Try out this super flavourful Jerk Style Peach Hot Sauce, this Mango Lime Hot Sauce or this Habañero Plum Hot Sauce if you’re wanting to get a little more spicy in your life! We like to use a little hot sauce with our Creamy Roasted Garlic Hummus on some pita wedges or toasted sourdough. It is also a great condiment on a sandwich stacked with Baked Tempeh Bacon Strips or on Vegan Mexican Stuffed Peppers. It’s also perfect on cauliflower wings! We can’t wait for you to try them all out!
Let us know if you try out our Cayenne Pepper Hot Sauce because we love to have your feedback! Leave a comment and a rating and don’t forget to tag us @plantedandpicked on Instagram and hashtag it #plantedandpicked. Remember to cook together, eat together and celebrate life.
- 2 lbs fresh cayenne peppers chopped with seeds 900 g
- 2 habañero peppers chopped with seeds
- 3 heads garlic, roughly chopped
- 2¾ cups white vinegar 660 ml
- 4 tsp fine sea salt 20 ml
- 2 tbsp maple syrup
- Rinse and dry all of the peppers and remove and discard stem end. Chop the peppers in small pieces and transfer to non-reactive pot. We use a enamel coated cast iron pot.

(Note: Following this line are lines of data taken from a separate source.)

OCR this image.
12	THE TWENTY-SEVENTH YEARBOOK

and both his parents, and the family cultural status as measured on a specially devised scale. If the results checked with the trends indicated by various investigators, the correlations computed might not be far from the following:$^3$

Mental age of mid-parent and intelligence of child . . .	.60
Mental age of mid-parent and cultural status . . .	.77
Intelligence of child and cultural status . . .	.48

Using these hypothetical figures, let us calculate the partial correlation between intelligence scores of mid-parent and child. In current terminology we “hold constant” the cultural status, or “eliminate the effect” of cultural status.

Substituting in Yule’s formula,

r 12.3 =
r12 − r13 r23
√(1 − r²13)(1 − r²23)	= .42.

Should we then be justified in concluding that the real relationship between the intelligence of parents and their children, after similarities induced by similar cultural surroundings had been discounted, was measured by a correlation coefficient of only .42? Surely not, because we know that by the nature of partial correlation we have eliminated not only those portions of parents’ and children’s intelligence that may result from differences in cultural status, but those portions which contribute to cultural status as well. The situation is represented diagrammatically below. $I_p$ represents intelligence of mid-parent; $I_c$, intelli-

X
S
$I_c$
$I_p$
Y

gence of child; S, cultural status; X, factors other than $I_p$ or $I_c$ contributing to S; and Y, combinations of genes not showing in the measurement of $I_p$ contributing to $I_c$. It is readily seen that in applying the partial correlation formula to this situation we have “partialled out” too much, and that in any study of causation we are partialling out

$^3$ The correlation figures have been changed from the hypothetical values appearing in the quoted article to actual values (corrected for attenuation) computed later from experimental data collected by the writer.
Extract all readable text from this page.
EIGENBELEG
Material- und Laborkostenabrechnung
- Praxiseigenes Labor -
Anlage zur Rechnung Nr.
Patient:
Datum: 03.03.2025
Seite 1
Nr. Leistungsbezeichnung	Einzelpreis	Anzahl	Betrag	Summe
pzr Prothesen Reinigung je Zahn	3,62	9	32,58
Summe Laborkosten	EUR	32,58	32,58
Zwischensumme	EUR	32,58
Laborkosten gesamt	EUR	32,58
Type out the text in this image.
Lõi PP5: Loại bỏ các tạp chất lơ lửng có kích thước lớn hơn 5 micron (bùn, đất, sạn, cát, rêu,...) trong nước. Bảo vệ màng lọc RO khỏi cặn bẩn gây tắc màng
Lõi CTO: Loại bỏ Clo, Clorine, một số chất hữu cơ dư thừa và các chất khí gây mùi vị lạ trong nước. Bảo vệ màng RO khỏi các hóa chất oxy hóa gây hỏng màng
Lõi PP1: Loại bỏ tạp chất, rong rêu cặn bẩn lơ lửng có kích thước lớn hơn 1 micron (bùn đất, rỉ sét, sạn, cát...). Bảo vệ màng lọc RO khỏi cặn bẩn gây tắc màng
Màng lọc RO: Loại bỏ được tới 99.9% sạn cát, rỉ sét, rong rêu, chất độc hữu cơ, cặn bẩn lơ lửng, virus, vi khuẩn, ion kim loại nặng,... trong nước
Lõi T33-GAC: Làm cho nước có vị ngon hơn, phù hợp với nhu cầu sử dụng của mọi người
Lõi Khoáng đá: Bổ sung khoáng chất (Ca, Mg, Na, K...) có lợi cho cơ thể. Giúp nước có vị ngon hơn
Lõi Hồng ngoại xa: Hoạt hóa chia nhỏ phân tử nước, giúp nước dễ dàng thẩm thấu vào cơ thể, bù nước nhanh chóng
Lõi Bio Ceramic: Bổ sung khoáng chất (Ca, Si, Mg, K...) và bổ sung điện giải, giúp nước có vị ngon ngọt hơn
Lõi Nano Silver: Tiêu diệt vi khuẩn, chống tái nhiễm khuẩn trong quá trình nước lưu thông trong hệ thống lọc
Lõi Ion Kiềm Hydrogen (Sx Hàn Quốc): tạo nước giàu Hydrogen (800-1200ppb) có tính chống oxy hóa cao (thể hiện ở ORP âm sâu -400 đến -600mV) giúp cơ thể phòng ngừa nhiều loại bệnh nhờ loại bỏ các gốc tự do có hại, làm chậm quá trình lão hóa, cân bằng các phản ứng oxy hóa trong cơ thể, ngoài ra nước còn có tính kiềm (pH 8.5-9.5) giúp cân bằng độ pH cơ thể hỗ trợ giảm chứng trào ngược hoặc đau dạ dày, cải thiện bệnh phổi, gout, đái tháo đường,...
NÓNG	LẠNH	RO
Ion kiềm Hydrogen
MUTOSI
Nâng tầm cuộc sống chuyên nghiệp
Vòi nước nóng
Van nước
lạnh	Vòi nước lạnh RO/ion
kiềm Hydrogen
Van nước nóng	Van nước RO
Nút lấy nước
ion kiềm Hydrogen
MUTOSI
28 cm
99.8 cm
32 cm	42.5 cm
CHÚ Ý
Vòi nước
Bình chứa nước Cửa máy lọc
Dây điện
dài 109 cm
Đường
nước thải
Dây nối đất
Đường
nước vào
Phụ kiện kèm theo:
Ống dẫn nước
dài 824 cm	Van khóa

- Add chopped garlic, vinegar, sea salt and bring to a boil. Reduce to simmer and leave to cook for approximately 40 minutes, stirring occasionally until the peppers are very soft. Remove from heat and let cool partially. We typically wait about 15 to 30 minutes.
- Transfer cooked pepper mixture, in batches, to a blender and process until completely smooth. Stir in the maple syrup to combine.
- Store in glass bottles or jars of your preference in the refrigerator. Given the high acidity level, it may be possible that you needn't refrigerate it, but we prefer to refrigerate it to be certain it stays fresh.
- Note that the nutrition information provided is for 1 cup of the sauce. We don't recommend using a cup as a single serving!